Investment Thesis
Keysight Technologies, Inc. (NYSE:KEYS) is a company that provides electronic design and test instruments, and being one of the world leaders in this sector.
As covered in my past articles, FY2024 hasn’t been easy as orders have paused and revenue has decreased drastically, however, in this follow up I can notice that an inflection point appears to have been reached, giving hope that growth can return. The stock is rising to $155, quickly adjusting for this positive news in the valuation, but if it returned to around $140, it would seem like a buying opportunity to me.
Q3 2024 Gives Hope
On August 20, Keysight reported revenue of $1,217 billion, which represented a 12% year-over-year decrease. Although this is not positive at all, it was better than analysts expected because management itself had warned that Q3 would be weak (guidance of revenue between $1.18B and $1.20B), so it seems positive that the company’s own expectations are surpassed.
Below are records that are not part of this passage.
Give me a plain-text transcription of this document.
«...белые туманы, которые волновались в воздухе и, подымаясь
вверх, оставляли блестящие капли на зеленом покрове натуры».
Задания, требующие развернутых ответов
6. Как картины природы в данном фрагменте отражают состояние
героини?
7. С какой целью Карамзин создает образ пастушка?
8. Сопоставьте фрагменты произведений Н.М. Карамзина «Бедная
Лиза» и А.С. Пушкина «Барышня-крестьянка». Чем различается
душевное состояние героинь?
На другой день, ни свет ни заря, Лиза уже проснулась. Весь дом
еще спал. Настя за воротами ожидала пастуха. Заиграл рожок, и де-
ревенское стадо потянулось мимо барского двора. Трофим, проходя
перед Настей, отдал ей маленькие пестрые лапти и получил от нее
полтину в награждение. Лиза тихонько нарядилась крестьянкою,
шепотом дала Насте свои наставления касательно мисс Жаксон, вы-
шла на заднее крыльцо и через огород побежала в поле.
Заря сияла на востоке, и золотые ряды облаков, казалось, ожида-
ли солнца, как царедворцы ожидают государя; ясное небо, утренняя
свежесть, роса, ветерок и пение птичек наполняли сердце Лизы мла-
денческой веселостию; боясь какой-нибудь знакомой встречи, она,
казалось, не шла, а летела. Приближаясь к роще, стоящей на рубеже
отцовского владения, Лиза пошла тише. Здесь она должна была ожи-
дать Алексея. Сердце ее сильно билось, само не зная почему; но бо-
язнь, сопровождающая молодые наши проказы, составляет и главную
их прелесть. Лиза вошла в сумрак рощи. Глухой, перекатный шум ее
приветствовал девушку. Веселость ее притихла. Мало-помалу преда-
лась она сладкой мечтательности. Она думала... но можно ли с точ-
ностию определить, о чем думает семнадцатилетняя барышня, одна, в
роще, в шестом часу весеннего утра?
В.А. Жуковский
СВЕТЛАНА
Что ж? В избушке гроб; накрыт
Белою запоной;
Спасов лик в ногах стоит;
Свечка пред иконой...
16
Regarding EPS, there was also a big beat of 16% with respect to the expectations given in Q2 (between $1.30 and $1.36, you can take a look at my coverage of Q2 here). In this case, we’ll look at non-GAAP EPS because GAAP EPS was $2.22 or 38% YoY growth, but this is due to a positive tax adjustment of $1.13 per share to reflect an amortization deduction.
Expected | Actual | Beat/Miss | |
Revenue | $1.19B | $1.22B | 1.9% |
EBIT | $284M | $290M | 2.2% |
Non-GAAP EPS | $1.35 | $1.57 | 16.6% |
So in the first nine months of FY2024, the company reported $3,692 billion in revenue, a decrease of 11% year over year. Management’s comment is to earn between $1,245 and $1,265 billion, so if the high end of the guidance is met we’d be talking about a decrease of only 3.5% year over year.
There’s one thing that gives hope that this could be achieved and that an inflection point has already been reached. If we look at the new orders received, since Q1 2023 (the last six quarters) these had decreased year over year, but in this quarter for the first time, positive numbers of 0.4% YoY were obtained. If this positive trend continues, it won’t take long for us to see growth again after a complicated FY2024.
Some Concerns Too
Regarding this positive trend, management was cautious and commented that although it is positive to see this trend, there are still aspects that are not completely resolved.
There’s some incremental weakness in the automotive sector. So we put it all in the blender, and say, in this current environment, we’re encouraged by this returning to slight year-over-year growth as we’ve seen, but it might be too soon to call a recovery at this time.
CEO Satish Dhanasekaran in Q3 2024 Earnings Call.
We must not forget that the company has clients from cyclical industries such as automotive, electronic components, or semiconductors. Therefore, while the company’s products solve a critical mission, they’re also closely tied to the capital expenditures of its customers. If clients are having difficult months due to the cyclical nature of their products and the current macroeconomy, it would be normal for them to pause investments temporarily, and therefore Keysight ends up suffering from this slowdown too.
Valuation
If we take into account the Q3 report, the non-GAAP P/E for the last twelve months would be around 21 times (EPS of $6.60) and the GAAP P/E would be 26 (EPS of $5.20) at the current price of $138 per share. However, as of this writing, the stock is up 11%, hitting $155 per share, so at that price range, the non-GAAP P/E would be 23 times the trailing twelve months.
It doesn’t seem like the stock is exactly cheap, not even without considering the after-hours price action. Currently, it would currently be trading at the sector average and its own average for the last five years. Therefore, there doesn’t seem to be any upside in terms of multiples.
If we take into account the guidance for Q4, the company would end up doing around $6.16 in non-GAAP EPS or a year-over-year decrease of 25% according to my estimates, therefore the P/E considering FY2024 would be 22 times at the price of $138.
On average, EPS has grown 20% annually since 2014 and the business continues to have possibilities for growth thanks to trends such as artificial intelligence, data centers, and the electrification of things, among others. If during FY2025 the EPS grows 15% due to the rebound effect of the reactivation of orders that seem to be paused, then $7 of EPS would be made and the forward P/E would be 20 times at $138 per share and 23 times at $155. So, around $140 per share would be my ideal entry price since it would represent buying at a forward P/E of 20 times, which would be an interesting discount from its average of 23.
The Bottom Line
I think Keysight is already seeing the light at the end of the tunnel, and having a quarter of increasing orders year-after-year makes me think that growth will be reactivated. The company can take advantage of macro trends and its products are relevant for clients, so it continuing to grow in the future seems realistic.
Sadly, the price action seems to be quickly incorporating this into the valuation, so it doesn’t seem like a buying opportunity to me at more than $140 USD per share (a forward P/E of 20). Therefore, my rating will be to hold considering that the price is rising to $155.